Facebook, the most visited site on the Internet, may also be the most despised: A new poll says the site scored 64 on a 100-point scale, which “puts Facebook in the bottom 5 percent” of private sector companies “and in the same range as airlines and cable companies, two perennially low-scoring industries with terrible customer satisfaction,” according to results of a survey released today.
The results of the American Customer Satisfaction Index’s E-Business Report, done by the University of Michigan in conjunction with ForeSee Results, comes as Facebook nears 500 million members, and as founder Mark Zuckerberg prepares to take to the airwaves Wednesday to talk about his company and its woes.
“Facebook is a phenomenal success, so we were not expecting to see it score so poorly with consumers,” said Larry Freed, president of ForeSee Results. “At the same time, our research shows that privacy concerns, frequent changes to the website and commercialization and advertising adversely affect the consumer experience.”
The ACSI polls — based on interviews with 70,000 customers annually — historically have measured customer satisfaction with more than 225 brick-and-mortar companies, as well as federal government departments. This is the first time social media sites were measured.
“Social media has become too big to ignore, so we added it to our list of e-business measures,” said Claes Fornell, ACSI founder and professor of business at the University of Michigan. “We are quite surprised to find that satisfaction with the category defies its popularity.”
Facebook has been under fire much of this year for everything from the ways it shares data to changing the site around so frequently that regular users are confused and frustrated, especially when it comes to privacy settings.
The Federal Trade Commission says it is examining Facebook’s privacy and data collection practices as well as those of other social networks. In Germany, a data protection official said this month he launched legal proceedings against Facebook, alleging the site illegally accesses and saves the personal data of people who don't use the site.
Mark Zuckerberg, Facebook’s founder and CEO, who normally stays out of the public spotlight, is stepping into it to deflect and respond to criticism. He penned an op-ed piece for the Washington Post a few months ago about some of the site’s changes (“We just missed the mark.”), and is scheduled to be interviewed by Diane Sawyer Wednesday on ABC.

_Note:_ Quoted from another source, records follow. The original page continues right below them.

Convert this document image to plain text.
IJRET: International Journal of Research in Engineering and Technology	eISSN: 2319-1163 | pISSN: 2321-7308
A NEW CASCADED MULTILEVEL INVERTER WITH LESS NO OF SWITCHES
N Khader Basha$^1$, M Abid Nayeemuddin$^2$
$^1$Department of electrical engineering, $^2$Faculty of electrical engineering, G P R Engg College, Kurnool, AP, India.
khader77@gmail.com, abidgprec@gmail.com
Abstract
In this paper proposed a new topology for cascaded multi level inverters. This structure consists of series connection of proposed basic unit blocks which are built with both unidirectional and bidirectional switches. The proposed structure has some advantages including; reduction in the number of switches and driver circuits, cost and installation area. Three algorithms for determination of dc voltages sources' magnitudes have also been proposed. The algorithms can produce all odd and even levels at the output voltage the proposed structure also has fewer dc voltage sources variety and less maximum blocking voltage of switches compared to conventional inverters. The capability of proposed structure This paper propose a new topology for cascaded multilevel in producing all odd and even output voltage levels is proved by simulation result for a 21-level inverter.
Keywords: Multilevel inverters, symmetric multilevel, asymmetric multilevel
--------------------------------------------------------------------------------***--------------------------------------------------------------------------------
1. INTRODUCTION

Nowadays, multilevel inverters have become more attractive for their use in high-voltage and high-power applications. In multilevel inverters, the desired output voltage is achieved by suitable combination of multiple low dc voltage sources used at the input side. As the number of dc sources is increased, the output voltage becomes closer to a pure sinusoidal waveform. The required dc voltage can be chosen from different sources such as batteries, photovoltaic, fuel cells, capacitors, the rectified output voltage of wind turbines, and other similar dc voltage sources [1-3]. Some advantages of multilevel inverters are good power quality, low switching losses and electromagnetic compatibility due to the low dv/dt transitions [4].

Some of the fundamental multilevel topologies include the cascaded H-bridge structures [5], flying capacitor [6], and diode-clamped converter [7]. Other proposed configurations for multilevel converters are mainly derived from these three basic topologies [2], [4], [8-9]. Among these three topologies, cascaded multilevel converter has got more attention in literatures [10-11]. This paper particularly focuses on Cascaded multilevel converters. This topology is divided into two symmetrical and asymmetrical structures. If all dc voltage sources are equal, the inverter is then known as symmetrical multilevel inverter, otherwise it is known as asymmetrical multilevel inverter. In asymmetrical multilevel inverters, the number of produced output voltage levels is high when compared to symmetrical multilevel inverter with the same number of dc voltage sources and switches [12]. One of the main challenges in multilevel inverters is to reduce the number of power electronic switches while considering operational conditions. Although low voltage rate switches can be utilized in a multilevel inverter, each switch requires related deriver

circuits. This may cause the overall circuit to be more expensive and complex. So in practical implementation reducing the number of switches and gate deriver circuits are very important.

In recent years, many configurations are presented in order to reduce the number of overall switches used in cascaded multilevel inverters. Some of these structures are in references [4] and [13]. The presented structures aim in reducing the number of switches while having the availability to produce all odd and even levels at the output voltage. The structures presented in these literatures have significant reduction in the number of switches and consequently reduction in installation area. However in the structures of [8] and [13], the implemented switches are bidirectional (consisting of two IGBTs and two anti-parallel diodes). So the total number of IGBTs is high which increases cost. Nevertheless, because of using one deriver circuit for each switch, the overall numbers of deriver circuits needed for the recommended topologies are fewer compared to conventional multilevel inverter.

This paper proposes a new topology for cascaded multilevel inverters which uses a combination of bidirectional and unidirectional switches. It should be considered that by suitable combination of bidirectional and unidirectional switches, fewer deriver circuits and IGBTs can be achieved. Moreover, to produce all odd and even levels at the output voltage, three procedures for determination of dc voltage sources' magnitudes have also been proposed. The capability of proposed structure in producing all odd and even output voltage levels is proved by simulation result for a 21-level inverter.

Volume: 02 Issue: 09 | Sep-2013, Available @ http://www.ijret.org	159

In other ACSI results, Google continues to lead search portals and the search engines industry with a score of 80 out of 100, although that is down from 86 last year, said Fornell.

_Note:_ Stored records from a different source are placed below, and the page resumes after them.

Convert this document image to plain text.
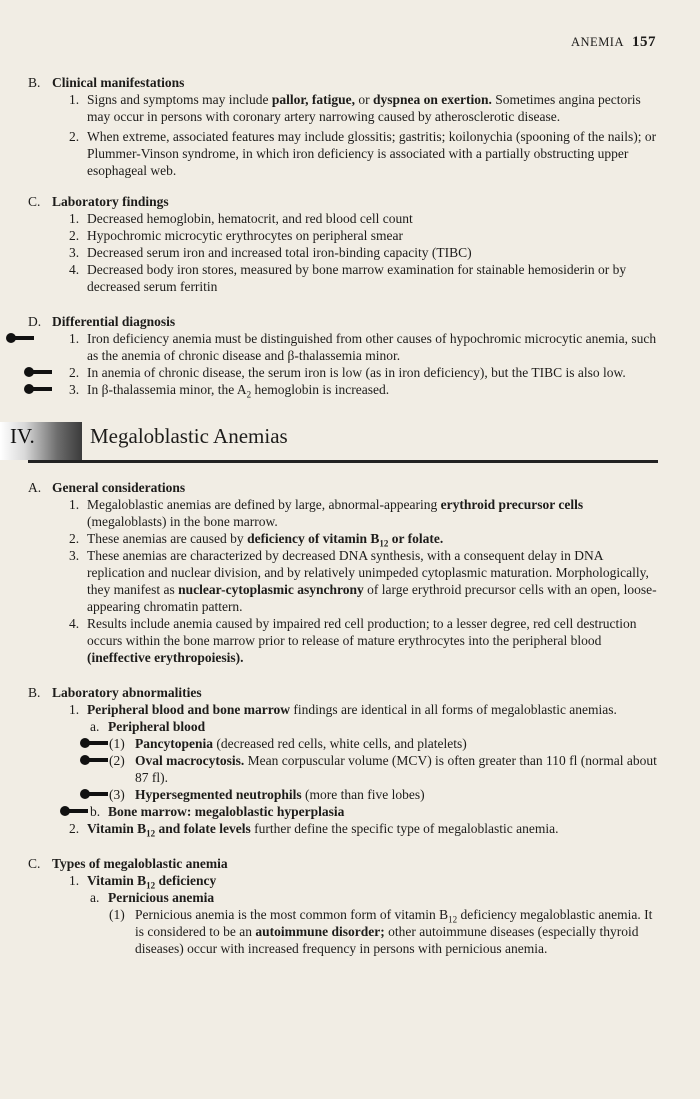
ANEMIA 157
B. Clinical manifestations
1. Signs and symptoms may include pallor, fatigue, or dyspnea on exertion. Sometimes angina pectoris may occur in persons with coronary artery narrowing caused by atherosclerotic disease.
2. When extreme, associated features may include glossitis; gastritis; koilonychia (spooning of the nails); or Plummer-Vinson syndrome, in which iron deficiency is associated with a partially obstructing upper esophageal web.
C. Laboratory findings
1. Decreased hemoglobin, hematocrit, and red blood cell count
2. Hypochromic microcytic erythrocytes on peripheral smear
3. Decreased serum iron and increased total iron-binding capacity (TIBC)
4. Decreased body iron stores, measured by bone marrow examination for stainable hemosiderin or by decreased serum ferritin
D. Differential diagnosis
1. Iron deficiency anemia must be distinguished from other causes of hypochromic microcytic anemia, such as the anemia of chronic disease and β-thalassemia minor.
2. In anemia of chronic disease, the serum iron is low (as in iron deficiency), but the TIBC is also low.
3. In β-thalassemia minor, the $A_2$ hemoglobin is increased.
IV.	Megaloblastic Anemias
A. General considerations
1. Megaloblastic anemias are defined by large, abnormal-appearing erythroid precursor cells (megaloblasts) in the bone marrow.
2. These anemias are caused by deficiency of vitamin $B_{12}$ or folate.
3. These anemias are characterized by decreased DNA synthesis, with a consequent delay in DNA replication and nuclear division, and by relatively unimpeded cytoplasmic maturation. Morphologically, they manifest as nuclear-cytoplasmic asynchrony of large erythroid precursor cells with an open, loose-appearing chromatin pattern.
4. Results include anemia caused by impaired red cell production; to a lesser degree, red cell destruction occurs within the bone marrow prior to release of mature erythrocytes into the peripheral blood (ineffective erythropoiesis).
B. Laboratory abnormalities
1. Peripheral blood and bone marrow findings are identical in all forms of megaloblastic anemias.
a. Peripheral blood
(1) Pancytopenia (decreased red cells, white cells, and platelets)
(2) Oval macrocytosis. Mean corpuscular volume (MCV) is often greater than 110 fl (normal about 87 fl).
(3) Hypersegmented neutrophils (more than five lobes)
b. Bone marrow: megaloblastic hyperplasia
2. Vitamin $B_{12}$ and folate levels further define the specific type of megaloblastic anemia.
C. Types of megaloblastic anemia
1. Vitamin $B_{12}$ deficiency
a. Pernicious anemia
(1) Pernicious anemia is the most common form of vitamin $B_{12}$ deficiency megaloblastic anemia. It is considered to be an autoimmune disorder; other autoimmune diseases (especially thyroid diseases) occur with increased frequency in persons with pernicious anemia.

“The drop for Google may be related to efforts to expand well beyond its core search engine business,” with Google adding additional services, including its Chrome Web browser, and this year, a controversial social networking program, Buzz, Fornell said in a written analysis.
“But in trying to become all things to all people, Google seems to have encountered some of the pitfalls that portals and social media sites face including concerns about privacy, which have led to an upswing in complaints about Google’s policies and practices in the past year,” he wrote.
Other search engines and portals had these rankings: Microsoft’s Bing search engine “makes a strong first showing with a score of 77, trailed by Yahoo! (76), AOL (74), and Ask.com (73),” according to the poll. (Msnbc.com is a joint venture of Microsoft and NBC Universal.)
Other prominent social media sites had relatively high rankings. At the top, with a score of 77 was Wikipedia, the encyclopedia site where just about anyone and everyone can and does contribute information
"Wikipedia is more satisfying than most of the ACSI-measured news and information websites," Fornell wrote. "Like Google, Wikipedia’s user interface has remained very consistent over the years, and its nonprofit standing means that it has not been impacted by commercialization and marketing unlike many other social media sites."
YouTube had a score of 73. MySpace had a score of 63 — one point below Facebook.
Facebook "was the upstart to MySpace’s market leader just five years ago, but these roles now have been reversed," Fornell wrote. "Still, controversies over privacy issues, frequent changes to user interfaces, and increasing commercialization have positioned the big social networking sites at satisfaction levels well below other websites and similar to poor-performing industries like airlines and subscription TV service (both 66)."
In the news and information category, FOX News has a customer satisfaction score of 82, MSNBC.com has 74, and CNN.com has 73, according to the poll. All major news websites "improved" from last year, Fornell said, including newspaper websites for USATODAY.com (up 4 points to 77) and NYTimes.com (up 4 points to 76).